It’s amazing how the current epidemic has so quickly reduced our expectations for food. I’ve been cooking for myself for the last month, and even though I’m a good cook, what I’ve been eating lately almost never matches even the most casual restaurant meals I once ate every day.
Take the humble duck. I knew a half-dozen places where the Peking duck was so perfectly done, it wouldn’t make sense to try to duplicate it — places like Wah Fung No. 1 in Chinatown, and Hutong in Midtown, both equally excellent in their own way despite a price differential of 10 times. Heck, even if I wanted to make these ducks myself (and I understand how complicated the process is), I wouldn’t know where to source the waterfowl. And as for blowing air between the skin and flesh as the bird cures: Well, I guess I’d have to use my dust buster.

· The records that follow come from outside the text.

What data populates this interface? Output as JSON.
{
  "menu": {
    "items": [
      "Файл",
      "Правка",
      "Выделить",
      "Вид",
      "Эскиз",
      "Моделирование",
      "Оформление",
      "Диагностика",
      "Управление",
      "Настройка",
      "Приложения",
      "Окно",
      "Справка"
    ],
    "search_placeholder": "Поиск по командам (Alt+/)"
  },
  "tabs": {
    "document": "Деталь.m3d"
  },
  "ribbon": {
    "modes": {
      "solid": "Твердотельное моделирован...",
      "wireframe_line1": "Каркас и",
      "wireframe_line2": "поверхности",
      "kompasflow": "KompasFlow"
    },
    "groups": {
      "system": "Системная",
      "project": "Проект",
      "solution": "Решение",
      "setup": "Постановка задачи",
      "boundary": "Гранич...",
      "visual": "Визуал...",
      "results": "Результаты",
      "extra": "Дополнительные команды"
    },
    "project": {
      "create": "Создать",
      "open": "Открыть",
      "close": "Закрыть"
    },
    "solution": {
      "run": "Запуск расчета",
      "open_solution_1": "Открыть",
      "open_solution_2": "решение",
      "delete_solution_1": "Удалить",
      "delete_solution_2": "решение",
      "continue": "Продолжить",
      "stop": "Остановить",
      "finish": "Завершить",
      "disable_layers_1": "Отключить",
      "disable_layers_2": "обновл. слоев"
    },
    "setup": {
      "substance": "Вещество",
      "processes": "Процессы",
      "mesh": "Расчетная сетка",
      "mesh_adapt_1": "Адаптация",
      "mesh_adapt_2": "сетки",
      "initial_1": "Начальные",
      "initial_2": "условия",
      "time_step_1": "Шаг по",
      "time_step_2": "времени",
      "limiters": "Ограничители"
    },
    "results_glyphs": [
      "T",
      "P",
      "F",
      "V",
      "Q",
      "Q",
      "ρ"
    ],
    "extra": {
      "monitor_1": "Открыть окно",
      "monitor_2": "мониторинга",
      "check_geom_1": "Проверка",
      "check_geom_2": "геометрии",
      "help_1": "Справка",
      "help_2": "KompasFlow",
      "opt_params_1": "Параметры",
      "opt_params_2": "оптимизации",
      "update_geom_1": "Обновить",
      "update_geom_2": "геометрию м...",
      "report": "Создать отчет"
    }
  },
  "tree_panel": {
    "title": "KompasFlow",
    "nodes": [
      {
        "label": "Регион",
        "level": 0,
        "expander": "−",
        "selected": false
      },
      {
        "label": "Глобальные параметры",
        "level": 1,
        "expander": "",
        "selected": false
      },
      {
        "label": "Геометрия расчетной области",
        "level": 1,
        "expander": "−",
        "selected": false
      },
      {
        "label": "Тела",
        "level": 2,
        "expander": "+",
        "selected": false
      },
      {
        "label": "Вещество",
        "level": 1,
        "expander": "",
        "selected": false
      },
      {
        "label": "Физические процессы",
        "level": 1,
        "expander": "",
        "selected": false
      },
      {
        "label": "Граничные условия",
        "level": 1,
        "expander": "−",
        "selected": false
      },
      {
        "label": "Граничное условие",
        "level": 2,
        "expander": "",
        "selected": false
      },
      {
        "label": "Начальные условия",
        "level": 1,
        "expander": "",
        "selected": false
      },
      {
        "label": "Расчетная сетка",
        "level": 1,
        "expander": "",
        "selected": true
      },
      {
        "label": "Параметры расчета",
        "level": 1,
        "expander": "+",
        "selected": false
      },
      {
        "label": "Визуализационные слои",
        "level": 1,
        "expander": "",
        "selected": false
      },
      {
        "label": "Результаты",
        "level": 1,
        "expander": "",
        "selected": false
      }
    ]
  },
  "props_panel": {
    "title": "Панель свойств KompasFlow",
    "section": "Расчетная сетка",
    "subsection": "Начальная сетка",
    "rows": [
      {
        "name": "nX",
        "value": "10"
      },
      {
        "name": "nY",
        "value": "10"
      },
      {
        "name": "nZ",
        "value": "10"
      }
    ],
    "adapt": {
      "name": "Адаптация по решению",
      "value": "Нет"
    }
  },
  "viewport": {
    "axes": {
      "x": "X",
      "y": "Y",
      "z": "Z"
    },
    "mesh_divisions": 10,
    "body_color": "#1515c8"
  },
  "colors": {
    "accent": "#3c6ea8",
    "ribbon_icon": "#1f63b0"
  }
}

Besides, enjoying a Peking duck often involves a spectacle, too. At places like Peking Duck House, with branches in Midtown and Chinatown, a guy in a white outfit with a puffy hat pushes a trolley up to your table and with great deliberation and numerous flourishes of his scary carving knife cuts and lays out the duck so perfectly, that one hesitates to extract the first piece from a pile fanned out like a magician’s card trick.
Which is why, when a crudely lettered sign for carryout appeared in the window of Red Farm, occupying an ancient structure with an exterior stairway in the West Village, I hesitated for a few days before I decided to try the duck, the signature dish of the downstairs restaurant Decoy. Still, craving a semblance of past joys, I gave it a shot.
I hadn’t thought of it before, but dining out in a place like this — we’re talking pricey restaurants here — constitutes a complicated ritual in itself. You sit down, unfold the napkin and put it in your lap, scan the menu making all sorts of small decisions, and finally the waiter stands at your table, with pad, input device, or memory at the ready. It would be a rich field for sociologist Erving Goffman, parsing the thousands of cues and interactions that go into a two-hour meal.
Suddenly, a tiny microorganism that’s not even technically alive blew it all away. How would I feel about a meal that, as a critic, I would normally have approached like a general does battle, marshaling my attitudes, strategies, and taste buds for a specific length of time in a space that had been devised for that purpose? Yes, even the decor of a restaurant, its temperature, the music, and balletic movements of the employees — and don’t forget, the musical clatter of pans from the kitchen — all have a profound effect on the course and quality of one’s meal.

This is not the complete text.